The Metropolitan Police applied last year for an application for a restricted airspace order, which would prohibit aircrafts from flying within 1.5 nautical miles around the estate and up to 2,500 feet above it.
The measure was sought as part of an ongoing review into security arrangements and not because of any specific threat or intelligence, Scotland Yard said, adding that the measure would “further enhance the security at what is an iconic location and keep the community living nearby safe”.
A memo from the Civil Aviation Authority (CAA), seen by The Independent, states that transport secretary Grant Shapps “has decided that it is necessary in the public interest to restrict flying” in the vicinity, “having regard for the significance of the security considerations associated with this location”.
The ban will come into effect on 27 January, the CAA said.
Aviation noise from nearby Heathrow is a well-known gripe in the area surrounding Windsor Castle, which the Queen herself referenced in a radio broadcast in 2017.
“I would echo the sentiments of Queen Victoria who, 150 years ago, wrote of this dear lovely garden where all is peace and you only hear the hum of bees, the singing of the birds,” the monarch said of the garden at nearby Frogmore House, in a pre-recorded segment for BBC Radio 4.
“These days there is more noise from the air than in 1867, but Frogmore remains a wonderfully relaxing environment.”
But it appears the decision will give the royals only limited respite, as the new flying restrictions will not apply to any aircraft travelling to or from Heathrow under the control of relevant air traffic authorities, according to the CAA.
Nor will the ban apply to Royal Air Force aircrafts at nearby RAF Northolt, or those used by royal family members or the emergency services.
Having served as a royal residence for nine centuries, Queen Elizabeth II uses the castle as both a private home and as an official residence at which to perform certain formal duties.
While she typically visits the castle at weekends, the Queen also spends a month on the estate at Easter each year, during which time she hosts occasional “dine and sleeps” events for guests, including politicians and public figures.
Mr Shapps’ decision to sign off on the no-fly zone was made public by the CAA on 16 December.

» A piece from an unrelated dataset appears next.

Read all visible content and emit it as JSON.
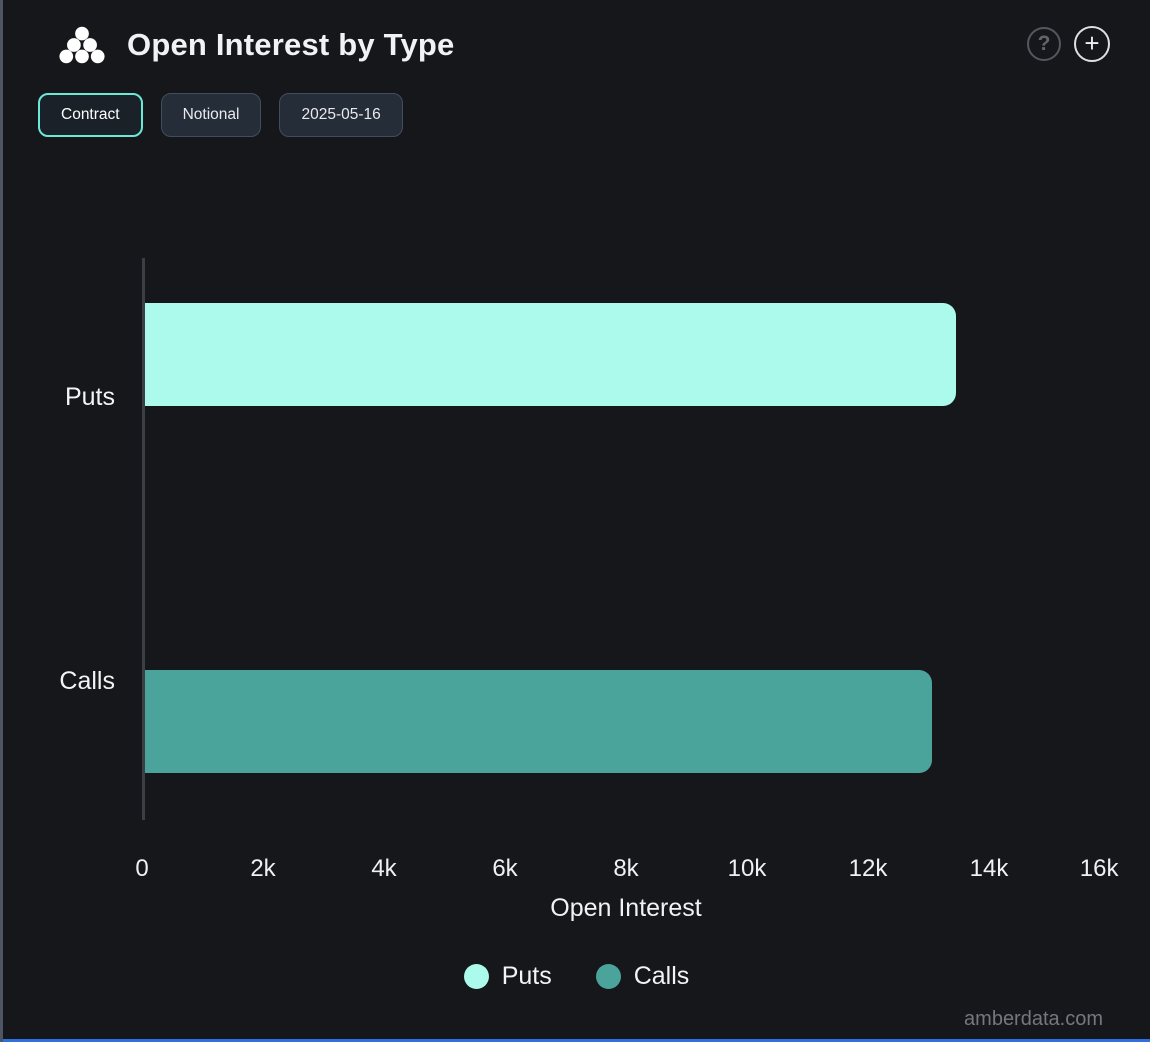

Plans for the no-fly zone is not linked to a security alert on Christmas Day last year, when a 19-year-old man allegedly carrying a crossbow was arrested at the castle. He has been sectioned under the Mental Health Act, police said.
Officers are also reviewing footage appearing to show a masked and hooded figure holding a crossbow and saying in a distorted voice that they wanted to “assassinate the Queen” in a “revenge” mission, reportedly citing the Amritsar massacre in 1919 – regarded as one of the worst atrocities carried out by the British empire.
While a review of crossbow laws had already been ordered earlier last year, Home Office officials have been instructed to “incorporate any lessons” from the arrest, The Telegraph reported.
In a statement regarding the application for a no-fly zone, Scotland Yard – which is responsible for policing within “the footprint of” Windsor Castle – said that it was working closely with Thames Valley Police to ensure the castle and the surrounding areas are kept safe and secure.
“As part of our ongoing review of security arrangements at Windsor Castle, and working in partnership with Thames Valley Police, we applied for a restricted airspace order for up to 2,500ft at a radius of 1.5 nautical miles around Windsor Castle,” the Met said.
“This was not brought about in response to any specific threat or intelligence, but was intended to further enhance the security at what is an iconic location and keep the community living nearby safe.”